Quand Julienne loua sa ferme ...

Publié le par Marylis Costevec

Le 18 décembre 1870, maître Duc, notaire à Port-Louis est arrivé au village de Kerderff qui fait aujourd'hui partie de la commune de Locmiquélic

Il vient chez Julienne Danigo, 66 ans, veuve  en secondes noces de Patern Le Frapper décédé en 1867. Il est accompagné de Jean Corno, gardien de phare et de Pépin Glais, ancien secrétaire de mairie qui feront office de témoins instrumentaires. Le rôle de ces témoins est d’authentifier les  actes lorsque les parties ne savent pas signer.

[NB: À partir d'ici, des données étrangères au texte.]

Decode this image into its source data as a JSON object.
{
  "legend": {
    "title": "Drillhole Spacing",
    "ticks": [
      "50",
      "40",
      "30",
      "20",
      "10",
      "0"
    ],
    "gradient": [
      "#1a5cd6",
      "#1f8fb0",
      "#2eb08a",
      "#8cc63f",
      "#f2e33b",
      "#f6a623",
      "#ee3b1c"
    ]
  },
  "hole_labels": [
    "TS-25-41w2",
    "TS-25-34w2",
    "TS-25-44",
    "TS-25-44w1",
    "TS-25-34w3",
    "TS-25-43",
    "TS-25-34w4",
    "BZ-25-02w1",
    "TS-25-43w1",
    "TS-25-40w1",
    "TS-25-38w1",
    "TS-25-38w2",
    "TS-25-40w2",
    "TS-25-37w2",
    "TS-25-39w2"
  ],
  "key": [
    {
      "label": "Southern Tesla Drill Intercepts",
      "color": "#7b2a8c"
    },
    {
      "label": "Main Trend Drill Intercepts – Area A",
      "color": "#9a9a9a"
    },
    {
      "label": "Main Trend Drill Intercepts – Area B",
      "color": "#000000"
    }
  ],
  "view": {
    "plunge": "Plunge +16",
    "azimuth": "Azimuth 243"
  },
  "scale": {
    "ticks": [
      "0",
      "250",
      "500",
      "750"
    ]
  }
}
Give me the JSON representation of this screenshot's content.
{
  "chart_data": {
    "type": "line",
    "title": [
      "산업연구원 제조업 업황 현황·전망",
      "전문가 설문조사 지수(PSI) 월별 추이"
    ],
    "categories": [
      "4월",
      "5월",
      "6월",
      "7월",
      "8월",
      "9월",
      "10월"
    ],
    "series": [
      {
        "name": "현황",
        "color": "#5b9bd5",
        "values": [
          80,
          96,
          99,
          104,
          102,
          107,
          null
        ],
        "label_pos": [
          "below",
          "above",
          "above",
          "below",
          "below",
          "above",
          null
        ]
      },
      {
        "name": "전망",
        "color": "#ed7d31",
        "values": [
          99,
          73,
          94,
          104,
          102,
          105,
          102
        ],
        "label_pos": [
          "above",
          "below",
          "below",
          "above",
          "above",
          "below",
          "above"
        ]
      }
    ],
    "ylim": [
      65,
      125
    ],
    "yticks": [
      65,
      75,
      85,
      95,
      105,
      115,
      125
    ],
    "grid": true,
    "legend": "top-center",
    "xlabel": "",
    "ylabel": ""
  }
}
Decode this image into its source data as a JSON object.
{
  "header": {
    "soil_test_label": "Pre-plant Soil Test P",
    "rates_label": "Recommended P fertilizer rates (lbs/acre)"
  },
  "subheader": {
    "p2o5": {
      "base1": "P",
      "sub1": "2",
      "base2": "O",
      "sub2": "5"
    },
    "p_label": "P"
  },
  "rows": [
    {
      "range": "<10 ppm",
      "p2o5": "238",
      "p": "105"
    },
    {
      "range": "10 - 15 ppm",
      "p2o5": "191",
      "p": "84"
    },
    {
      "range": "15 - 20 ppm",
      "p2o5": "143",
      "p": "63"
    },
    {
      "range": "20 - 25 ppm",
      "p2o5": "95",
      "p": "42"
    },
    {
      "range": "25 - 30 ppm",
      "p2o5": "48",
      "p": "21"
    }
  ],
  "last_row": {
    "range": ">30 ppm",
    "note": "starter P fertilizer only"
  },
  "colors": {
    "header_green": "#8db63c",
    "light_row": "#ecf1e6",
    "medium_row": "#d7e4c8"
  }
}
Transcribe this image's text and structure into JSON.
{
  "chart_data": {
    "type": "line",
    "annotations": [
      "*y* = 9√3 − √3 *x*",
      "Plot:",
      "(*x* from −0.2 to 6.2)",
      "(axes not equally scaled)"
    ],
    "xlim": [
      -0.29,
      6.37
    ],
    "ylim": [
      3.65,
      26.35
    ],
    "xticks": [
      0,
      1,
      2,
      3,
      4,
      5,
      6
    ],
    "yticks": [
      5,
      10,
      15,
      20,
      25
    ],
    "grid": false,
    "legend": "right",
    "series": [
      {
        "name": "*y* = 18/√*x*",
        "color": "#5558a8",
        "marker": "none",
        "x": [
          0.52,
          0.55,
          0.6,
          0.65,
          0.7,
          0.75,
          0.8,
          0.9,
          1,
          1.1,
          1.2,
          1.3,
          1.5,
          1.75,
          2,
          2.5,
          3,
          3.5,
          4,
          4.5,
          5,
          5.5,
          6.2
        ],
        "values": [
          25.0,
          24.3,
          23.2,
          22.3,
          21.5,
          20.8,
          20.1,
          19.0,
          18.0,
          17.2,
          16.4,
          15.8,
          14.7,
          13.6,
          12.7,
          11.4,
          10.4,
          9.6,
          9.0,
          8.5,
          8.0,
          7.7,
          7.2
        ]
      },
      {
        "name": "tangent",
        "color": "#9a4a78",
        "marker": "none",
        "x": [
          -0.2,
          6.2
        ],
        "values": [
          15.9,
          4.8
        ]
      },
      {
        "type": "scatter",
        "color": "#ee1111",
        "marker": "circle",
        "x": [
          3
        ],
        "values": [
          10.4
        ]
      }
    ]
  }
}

Ils étaient attendus pour rédiger le bail qui formaliserait la location, jusqu’alors verbale, de la ferme dont Julienne Danigo était propriétaire et qui était déjà exploitée par Patern Le Frapper, 32 ans, le neveu de son défunt mari qui portait les mêmes nom et prénom.

 

ADM, minutes DUC 6E20951

 

L’acte précise les conditions de la location :

« Il fumera et entretiendra les prairies tous les ans et ne pourra y laisser croître ni lande ni genêt. (…).

Il entretiendra en bon état les fossés qui existent.

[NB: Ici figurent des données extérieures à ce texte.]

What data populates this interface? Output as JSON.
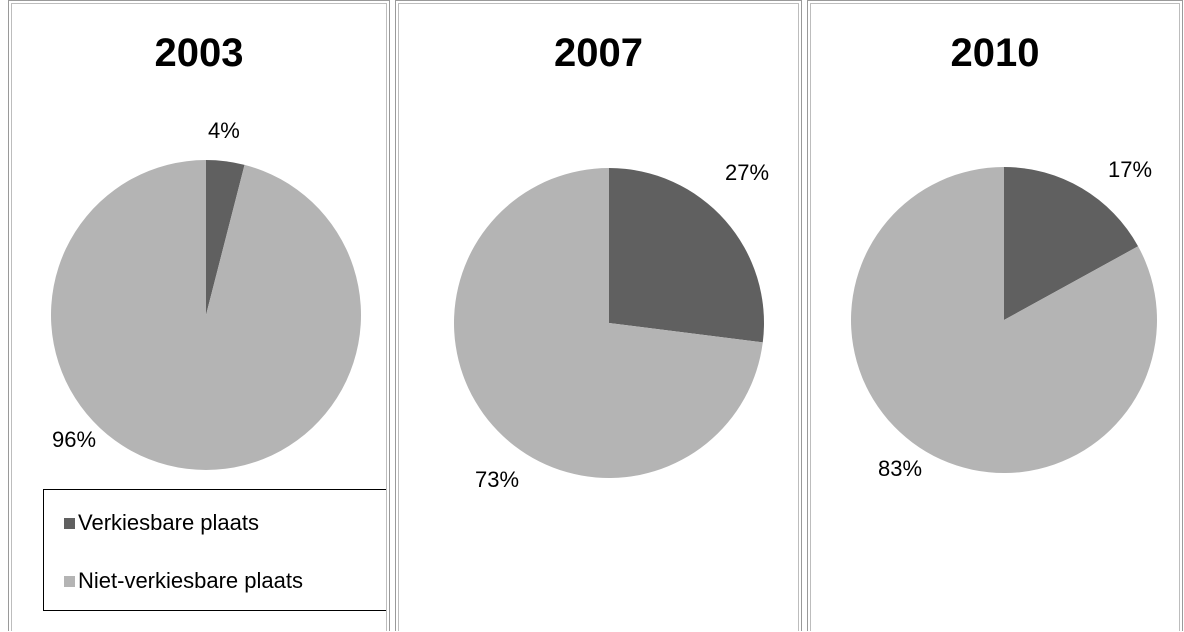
{
  "chart_data": [
    {
      "type": "pie",
      "title": "2003",
      "categories": [
        "Verkiesbare plaats",
        "Niet-verkiesbare plaats"
      ],
      "values": [
        4,
        96
      ],
      "value_labels": [
        "4%",
        "96%"
      ],
      "colors": [
        "#606060",
        "#b4b4b4"
      ]
    },
    {
      "type": "pie",
      "title": "2007",
      "categories": [
        "Verkiesbare plaats",
        "Niet-verkiesbare plaats"
      ],
      "values": [
        27,
        73
      ],
      "value_labels": [
        "27%",
        "73%"
      ],
      "colors": [
        "#606060",
        "#b4b4b4"
      ]
    },
    {
      "type": "pie",
      "title": "2010",
      "categories": [
        "Verkiesbare plaats",
        "Niet-verkiesbare plaats"
      ],
      "values": [
        17,
        83
      ],
      "value_labels": [
        "17%",
        "83%"
      ],
      "colors": [
        "#606060",
        "#b4b4b4"
      ]
    }
  ],
  "legend": {
    "placement": "bottom-left of first panel",
    "items": [
      {
        "label": "Verkiesbare plaats",
        "color": "#606060"
      },
      {
        "label": "Niet-verkiesbare plaats",
        "color": "#b4b4b4"
      }
    ]
  }
}
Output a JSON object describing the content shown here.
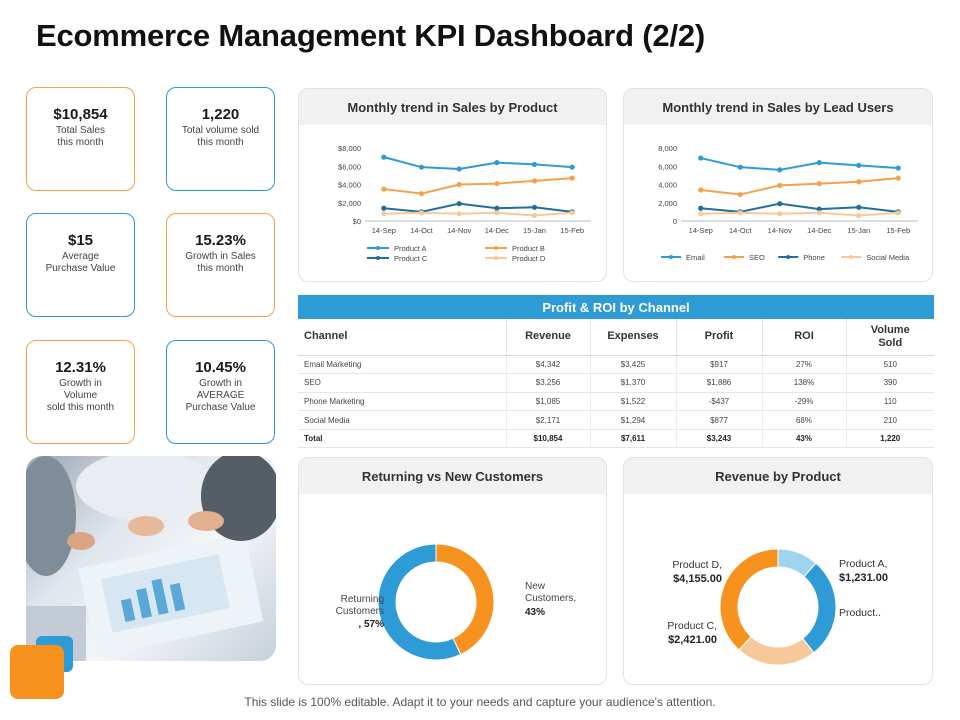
{
  "title": "Ecommerce Management KPI Dashboard (2/2)",
  "kpis": [
    {
      "value": "$10,854",
      "label": "Total Sales\nthis month"
    },
    {
      "value": "1,220",
      "label": "Total volume sold\nthis month"
    },
    {
      "value": "$15",
      "label": "Average\nPurchase Value"
    },
    {
      "value": "15.23%",
      "label": "Growth in Sales\nthis month"
    },
    {
      "value": "12.31%",
      "label": "Growth in\nVolume\nsold this month"
    },
    {
      "value": "10.45%",
      "label": "Growth in\nAVERAGE\nPurchase Value"
    }
  ],
  "colors": {
    "blue": "#2e9bd6",
    "orange": "#f6a04d",
    "darkblue": "#1f6f9b",
    "peach": "#f7c99a",
    "lightblue": "#9fd4ef"
  },
  "footer": "This slide is 100% editable. Adapt it to your needs and capture your audience's attention.",
  "chart_data": [
    {
      "type": "line",
      "title": "Monthly trend in Sales by Product",
      "categories": [
        "14-Sep",
        "14-Oct",
        "14-Nov",
        "14-Dec",
        "15-Jan",
        "15-Feb"
      ],
      "yticks": [
        "$0",
        "$2,000",
        "$4,000",
        "$6,000",
        "$8,000"
      ],
      "ylim": [
        0,
        8000
      ],
      "legend_position": "bottom",
      "series": [
        {
          "name": "Product A",
          "color": "#2e9bd6",
          "values": [
            7000,
            5900,
            5700,
            6400,
            6200,
            5900
          ]
        },
        {
          "name": "Product B",
          "color": "#f6a04d",
          "values": [
            3500,
            3000,
            4000,
            4100,
            4400,
            4700
          ]
        },
        {
          "name": "Product C",
          "color": "#1f6f9b",
          "values": [
            1400,
            1000,
            1900,
            1400,
            1500,
            1000
          ]
        },
        {
          "name": "Product D",
          "color": "#f7c99a",
          "values": [
            800,
            900,
            800,
            900,
            600,
            900
          ]
        }
      ]
    },
    {
      "type": "line",
      "title": "Monthly trend in Sales by Lead Users",
      "categories": [
        "14-Sep",
        "14-Oct",
        "14-Nov",
        "14-Dec",
        "15-Jan",
        "15-Feb"
      ],
      "yticks": [
        "0",
        "2,000",
        "4,000",
        "6,000",
        "8,000"
      ],
      "ylim": [
        0,
        8000
      ],
      "legend_position": "bottom",
      "series": [
        {
          "name": "Email",
          "color": "#2e9bd6",
          "values": [
            6900,
            5900,
            5600,
            6400,
            6100,
            5800
          ]
        },
        {
          "name": "SEO",
          "color": "#f6a04d",
          "values": [
            3400,
            2900,
            3900,
            4100,
            4300,
            4700
          ]
        },
        {
          "name": "Phone",
          "color": "#1f6f9b",
          "values": [
            1400,
            1000,
            1900,
            1300,
            1500,
            1000
          ]
        },
        {
          "name": "Social Media",
          "color": "#f7c99a",
          "values": [
            800,
            900,
            800,
            900,
            600,
            900
          ]
        }
      ]
    },
    {
      "type": "table",
      "title": "Profit & ROI by Channel",
      "columns": [
        "Channel",
        "Revenue",
        "Expenses",
        "Profit",
        "ROI",
        "Volume Sold"
      ],
      "rows": [
        [
          "Email Marketing",
          "$4,342",
          "$3,425",
          "$917",
          "27%",
          "510"
        ],
        [
          "SEO",
          "$3,256",
          "$1,370",
          "$1,886",
          "138%",
          "390"
        ],
        [
          "Phone Marketing",
          "$1,085",
          "$1,522",
          "-$437",
          "-29%",
          "110"
        ],
        [
          "Social Media",
          "$2,171",
          "$1,294",
          "$877",
          "68%",
          "210"
        ],
        [
          "Total",
          "$10,854",
          "$7,611",
          "$3,243",
          "43%",
          "1,220"
        ]
      ]
    },
    {
      "type": "pie",
      "title": "Returning vs New Customers",
      "slices": [
        {
          "label": "Returning Customers, 57%",
          "value": 57,
          "color": "#2e9bd6"
        },
        {
          "label": "New Customers, 43%",
          "value": 43,
          "color": "#f7921e"
        }
      ]
    },
    {
      "type": "pie",
      "title": "Revenue by Product",
      "slices": [
        {
          "name": "Product A,",
          "value_label": "$1,231.00",
          "value": 1231,
          "color": "#9fd4ef"
        },
        {
          "name": "Product..",
          "value_label": "",
          "value": 3047,
          "color": "#2e9bd6"
        },
        {
          "name": "Product C,",
          "value_label": "$2,421.00",
          "value": 2421,
          "color": "#f7c99a"
        },
        {
          "name": "Product D,",
          "value_label": "$4,155.00",
          "value": 4155,
          "color": "#f7921e"
        }
      ]
    }
  ]
}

Il ramonera fréquemment les cheminées et demeurera responsable des incendies suivant la loi.

A l’expiration du bail, le preneur aura le droit d’enlever les fumiers parce qu’il ne les a pas trouvés en entrant.

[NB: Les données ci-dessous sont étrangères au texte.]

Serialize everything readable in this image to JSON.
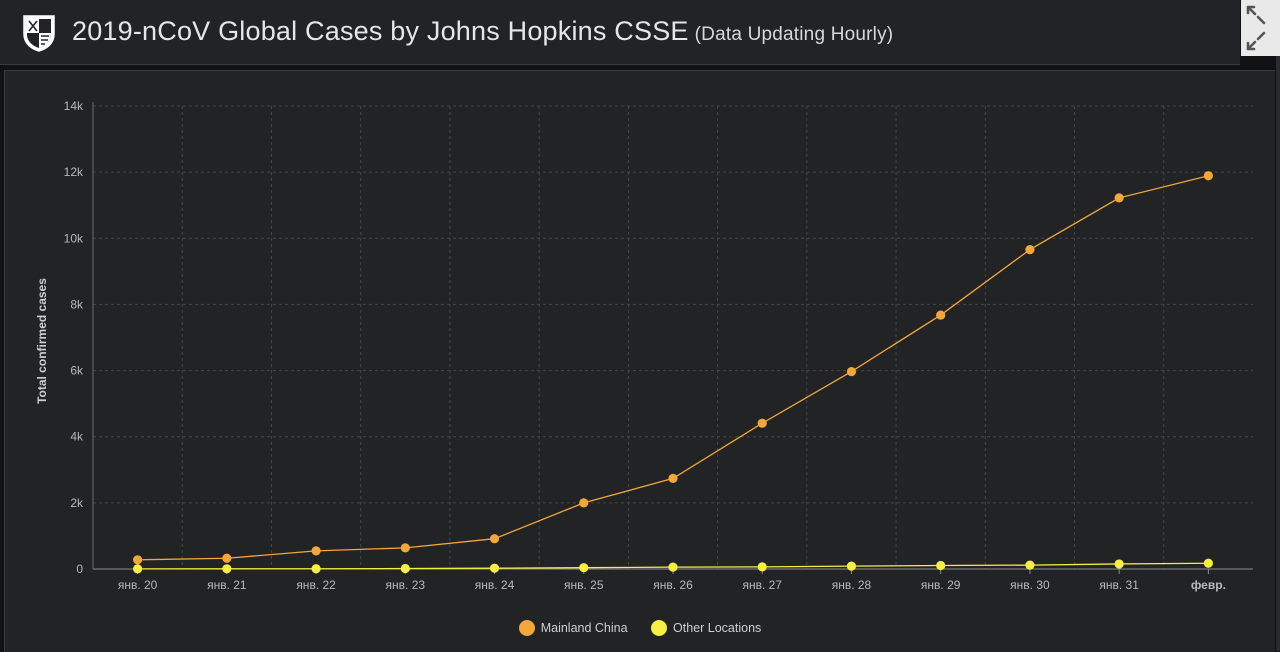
{
  "header": {
    "title": "2019-nCoV Global Cases by Johns Hopkins CSSE",
    "subtitle": "(Data Updating Hourly)",
    "logo_icon": "university-shield-icon"
  },
  "corner_controls": {
    "expand_icon": "expand-arrows-icon",
    "collapse_icon": "collapse-arrows-icon"
  },
  "colors": {
    "background": "#222325",
    "grid": "#45464a",
    "axis_text": "#b9b9b9",
    "mainland_china": "#f1a73a",
    "other_locations": "#f6ee42"
  },
  "chart_data": {
    "type": "line",
    "categories": [
      "янв. 20",
      "янв. 21",
      "янв. 22",
      "янв. 23",
      "янв. 24",
      "янв. 25",
      "янв. 26",
      "янв. 27",
      "янв. 28",
      "янв. 29",
      "янв. 30",
      "янв. 31",
      "февр."
    ],
    "series": [
      {
        "name": "Mainland China",
        "color": "#f1a73a",
        "values": [
          278,
          326,
          547,
          639,
          916,
          2000,
          2740,
          4409,
          5970,
          7678,
          9658,
          11221,
          11891
        ]
      },
      {
        "name": "Other Locations",
        "color": "#f6ee42",
        "values": [
          4,
          6,
          8,
          14,
          25,
          40,
          57,
          64,
          87,
          105,
          118,
          153,
          173
        ]
      }
    ],
    "ylabel": "Total confirmed cases",
    "xlabel": "",
    "ylim": [
      0,
      14000
    ],
    "yticks": [
      0,
      2000,
      4000,
      6000,
      8000,
      10000,
      12000,
      14000
    ],
    "ytick_labels": [
      "0",
      "2k",
      "4k",
      "6k",
      "8k",
      "10k",
      "12k",
      "14k"
    ],
    "grid": true,
    "legend_position": "bottom-center"
  }
}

Il devra laisser sous studs* au fermier qui lui succédera le du courtil à chanvre qu’il a trouvé en entrant et quatre sillons dans le champ du Nodene qui remplaceront les quatre sillons qu’il a trouvés en entrant dans les champs du Mané. Ce sont les seules terres qu’il devra laisser sous stud n’ayant eu que cela sous stud à son entrée dans la ferme.

Il paiera pour prix annuel de ferme une somme de cent vingt francs payable en deux termes moitié fin août et moitié fin octobre*. Le premier paiement aura lieu fin août mille huit cent soixante dix et le second fin octobre suivant pour ainsi continuer d’année en année jusqu’à l’expiration du présent bail.  Le prix sera payable soit en la demeure de la bailleresse soit en l’étude du notaire soussigné. »

 

On ignore ce qui a amené l’une ou l’autre des parties à demander qu’un acte officiel soit rédigé mais  cet acte a le mérite de nous informer sur les pratiques de l’époque.

La période de 10 ans pour le bail est étonnante. Traditionnellement la durée des baux était et est toujours de 9 ans.

 

photo JF Gaffard

*Les studs (on trouve parfois « stus » dans les actes) : Compte tenu du cycle de végétation du chanvre semé en mai et récolté en septembre, il ne peut s’agir que des chaumes qui sont probablement laissés en place pour empêcher la croissance des « mauvaises herbes et enrichir les terres lorsqu'ils seront enfouis».

*Les dates des paiements sont intéressantes : elles correspondent à la fin des récoltes. C’est l’époque où le fermier a des rentrées d’argent.